Hello, Data Scientists & Pythonistas,

We’re happy to announce the following 5 rules to help you write Clean Code with the popular Pandas library in Python:

  • S6734 “inplace=True” should not be used when modifying a Pandas DataFrame
  • S6735 Using the required parameters for “pandas.merge” or “pandas.join”
  • S6740 Using the required parameters for “pandas.read_csv” or “pandas.read_table”
  • S6741 The “pandas.DataFrame.to_numpy()” method should be preferred to the “pandas.DataFrame.values” attribute
  • S6742 The “pandas.pipe” method should be preferred over long chains of instructions

These rules will be available in SonarCloud shortly and will be available in SonarQube 10.3. SonarLint users can also enjoy quick fixes for rules S6741 and S6735 in the next SonarLint release.

We welcome your feedback on these rules. Do take a look at what’s coming up for Python in SonarLint, SonarQube and SonarCloud .

Jean

6 Likes

Hi Jean,

I’ve tried to create an issue in the issue tracker, but it seems to be closed down.

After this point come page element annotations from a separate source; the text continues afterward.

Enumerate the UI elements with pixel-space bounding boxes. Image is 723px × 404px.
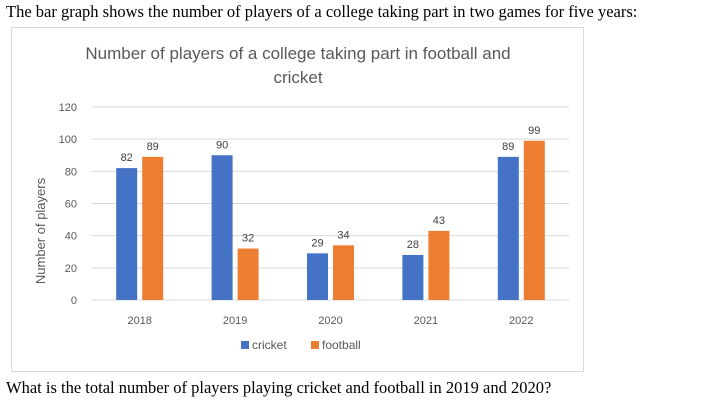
data-label-football-2019: 32 — [242, 233, 254, 245]
x-tick-label-2020: 2020 — [318, 315, 342, 327]
legend-label-cricket: cricket — [252, 338, 287, 352]
data-label-cricket-2018: 82 — [121, 152, 133, 164]
x-tick-label-2019: 2019 — [223, 315, 247, 327]
y-tick-label: 100 — [59, 134, 77, 146]
bar-cricket-2022 — [497, 156, 519, 300]
data-label-cricket-2022: 89 — [502, 141, 514, 153]
data-label-football-2021: 43 — [433, 215, 445, 227]
chart-title-line-2: cricket — [273, 68, 322, 87]
y-tick-label: 40 — [65, 231, 77, 243]
legend-swatch-football — [311, 341, 319, 349]
data-label-football-2020: 34 — [337, 229, 349, 241]
x-tick-label-2021: 2021 — [414, 315, 438, 327]
y-tick-label: 20 — [65, 263, 77, 275]
data-label-cricket-2021: 28 — [407, 239, 419, 251]
bar-football-2022 — [523, 140, 545, 300]
y-tick-label: 120 — [59, 102, 77, 114]
legend-label-football: football — [322, 338, 361, 352]
data-label-cricket-2019: 90 — [216, 139, 228, 151]
legend-swatch-cricket — [241, 341, 249, 349]
bar-cricket-2018 — [116, 168, 138, 300]
bar-football-2021 — [428, 230, 450, 300]
question-text: What is the total number of players play… — [6, 378, 552, 397]
bar-cricket-2021 — [402, 254, 424, 300]
y-axis-label: Number of players — [33, 177, 48, 284]
y-tick-label: 80 — [65, 166, 77, 178]
gridlines — [92, 106, 569, 301]
bar-cricket-2019 — [211, 155, 233, 300]
data-labels: 82 89 90 32 29 34 28 43 89 99 — [121, 125, 541, 251]
legend: cricket football — [241, 338, 361, 352]
bar-chart: Number of players of a college taking pa… — [33, 44, 569, 352]
y-tick-label: 0 — [71, 295, 77, 307]
data-label-football-2022: 99 — [528, 125, 540, 137]
chart-title-line-1: Number of players of a college taking pa… — [85, 44, 510, 63]
bar-cricket-2020 — [307, 253, 328, 300]
bar-football-2020 — [333, 245, 354, 300]
chart-container: Number of players of a college taking pa… — [11, 27, 584, 372]
data-label-cricket-2020: 29 — [311, 237, 323, 249]
bar-football-2018 — [142, 156, 164, 300]
bar-football-2019 — [237, 248, 259, 300]
x-axis-ticks: 2018 2019 2020 2021 2022 — [127, 315, 533, 327]
x-tick-label-2022: 2022 — [509, 315, 533, 327]
y-axis-ticks: 0 20 40 60 80 100 120 — [59, 102, 77, 307]
data-label-football-2018: 89 — [147, 141, 159, 153]
x-tick-label-2018: 2018 — [127, 315, 151, 327]
intro-text: The bar graph shows the number of player… — [6, 2, 638, 21]
bars — [116, 140, 545, 300]
y-tick-label: 60 — [65, 199, 77, 211]
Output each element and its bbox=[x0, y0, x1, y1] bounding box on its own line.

There is a false-positive in S6742 when using pyspark.sql.DataFrame:

    df = create_spark_df()  # signature def create_spark_df() -> DataFrame:
    df2 = (
        df.where(
           ... 
        )
        .withColumn(
            "name",
            ...
        )
        .where(...)
        .withColumn("count", F.lit(1))
        .transform(
            lambda df: ...
        )
        .transform(lambda df: ...)
        .withColumn(...)
    )

Due to a simple comparison with DataFrame at this line.

Hello @MaicoTimmerman

Big thanks for the reporting.
We created the ticket to fix the issue.

Thanks,
Maksim Grebeniuk